Birkaç on yıldır tersi düz gösteren yanılsamalı tarım politikaların hegemonyası altında geri vites ve dikiz aynasız gidiyoruz. Ancak iyi gitmiyoruz!
Devletin resmi kuruluşu TÜİK’e göre, tarım ilk çeyrekte yüzde 5,6 büyümüş, ikinci çeyrekte yüzde 2,8 küçülmüş, üçüncü çeyrekte yüzde 1 büyümüş. Yani 3 çeyrekte tarımda büyüme yüzde 0,7 olmuş.
Mevsim etkilerinden arındırılmış tarımsal istihdam 2017 Eylül’ünden bu yılın eylül ayına 263 bin azalmış. (N. Oral) Bu veriler bize tarımın küçüldüğünü, tarımda istihdamın azaldığını gösteriyor.
Üretim düşüyor
– Tahıl ürünleri üretim miktarları 2018 yılında 2017 yılına göre yüzde 4,8, buğday üretimi yüzde 7, arpa üretimi yüzde 1,4,
– Dane mısır üretimi yüzde 3,4,
– Yemeklik bakla yüzde 13,8, kırmızı mercimek yüzde 22,5, patates yüzde 5,2,
– Ayçiçeği üretimi yüzde 0,8, susam üretimi yüzde 5,3,
– Tütün üretimi yüzde 14,4, şeker pancarı üretimi yüzde 10,6 oranında düştü.
Peki Tarım ve Orman Bakanı ne diyor ve ne yapıyor?
Tarım ve Orman Bakanı Bekir Pakdemirli, “paramız var ki ithal ediyoruz” diyor. Ama tarım ithalatla büyümez ki, üretim ile büyür!
Eğer paramız var ise, Tarım Kanunu’nun 21. maddesine göre çiftçiye verilmesi gereken GSMH’nın %1’i oranındaki desteğin niye yalnızca % 036’sını veriyoruz o zaman? Desteksiz ve sahipsiz bırakılan çiftçilerin üretim şevki kalmadı biline. Çiftçilerin üretimden vazgeçtiklerini sağır sultan bile duydu, bir tek hükümet aldırmıyor!

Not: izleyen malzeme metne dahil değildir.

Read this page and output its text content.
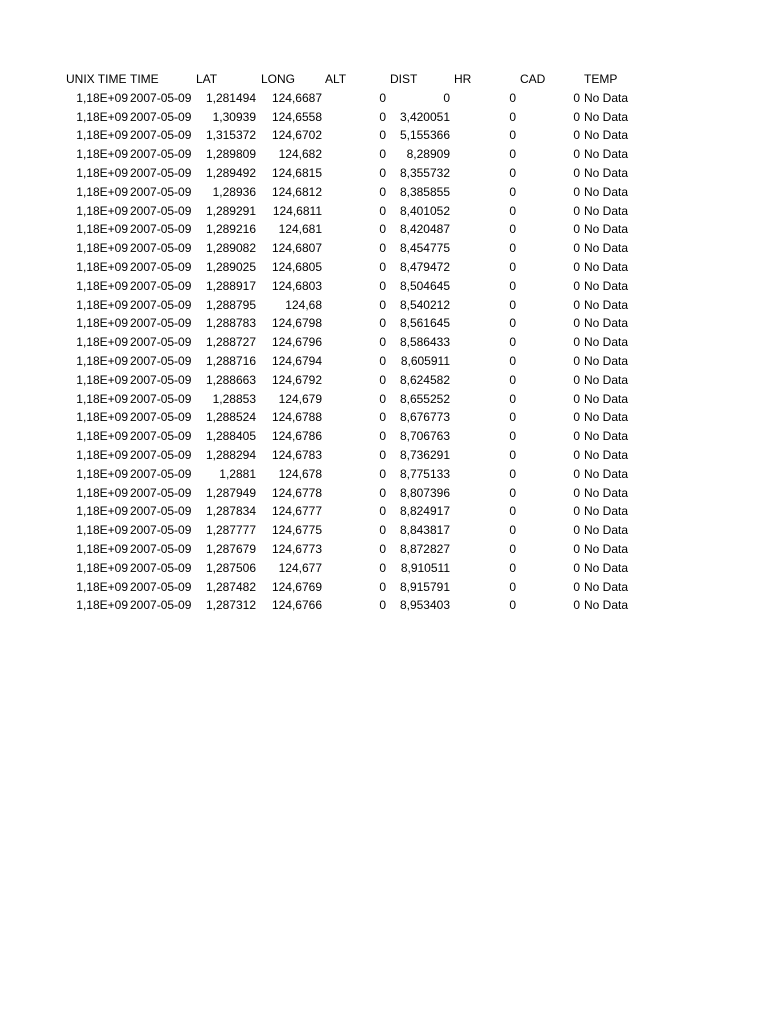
UNIX TIME TIME	LAT	LONG	ALT	DIST	HR	CAD	TEMP
1,18E+09 2007-05-09	1,281494	124,6687	0	0	0	0 No Data
1,18E+09 2007-05-09	1,30939	124,6558	0	3,420051	0	0 No Data
1,18E+09 2007-05-09	1,315372	124,6702	0	5,155366	0	0 No Data
1,18E+09 2007-05-09	1,289809	124,682	0	8,28909	0	0 No Data
1,18E+09 2007-05-09	1,289492	124,6815	0	8,355732	0	0 No Data
1,18E+09 2007-05-09	1,28936	124,6812	0	8,385855	0	0 No Data
1,18E+09 2007-05-09	1,289291	124,6811	0	8,401052	0	0 No Data
1,18E+09 2007-05-09	1,289216	124,681	0	8,420487	0	0 No Data
1,18E+09 2007-05-09	1,289082	124,6807	0	8,454775	0	0 No Data
1,18E+09 2007-05-09	1,289025	124,6805	0	8,479472	0	0 No Data
1,18E+09 2007-05-09	1,288917	124,6803	0	8,504645	0	0 No Data
1,18E+09 2007-05-09	1,288795	124,68	0	8,540212	0	0 No Data
1,18E+09 2007-05-09	1,288783	124,6798	0	8,561645	0	0 No Data
1,18E+09 2007-05-09	1,288727	124,6796	0	8,586433	0	0 No Data
1,18E+09 2007-05-09	1,288716	124,6794	0	8,605911	0	0 No Data
1,18E+09 2007-05-09	1,288663	124,6792	0	8,624582	0	0 No Data
1,18E+09 2007-05-09	1,28853	124,679	0	8,655252	0	0 No Data
1,18E+09 2007-05-09	1,288524	124,6788	0	8,676773	0	0 No Data
1,18E+09 2007-05-09	1,288405	124,6786	0	8,706763	0	0 No Data
1,18E+09 2007-05-09	1,288294	124,6783	0	8,736291	0	0 No Data
1,18E+09 2007-05-09	1,2881	124,678	0	8,775133	0	0 No Data
1,18E+09 2007-05-09	1,287949	124,6778	0	8,807396	0	0 No Data
1,18E+09 2007-05-09	1,287834	124,6777	0	8,824917	0	0 No Data
1,18E+09 2007-05-09	1,287777	124,6775	0	8,843817	0	0 No Data
1,18E+09 2007-05-09	1,287679	124,6773	0	8,872827	0	0 No Data
1,18E+09 2007-05-09	1,287506	124,677	0	8,910511	0	0 No Data
1,18E+09 2007-05-09	1,287482	124,6769	0	8,915791	0	0 No Data
1,18E+09 2007-05-09	1,287312	124,6766	0	8,953403	0	0 No Data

Bakın, son bir yılda buğday üreticisinin eline geçen fiyat yalnızca yüzde 12 arttı. Ama mazot fiyatı yüzde 27, üre gübresinin fiyatı yüzde 64, DAP gübresinin fiyatı yüzde 91 oranında zamlandı. Madem paramız var çiftçilerin üretim girdilerini neden sübvanse etmiyor, üretmelerine destek olmuyoruz da ithalat ve ihracat şirketlerini besliyoruz? Bu soru yıl boyunca hükümete soruldu, bir türlü yanıt alınamadı. Nedense?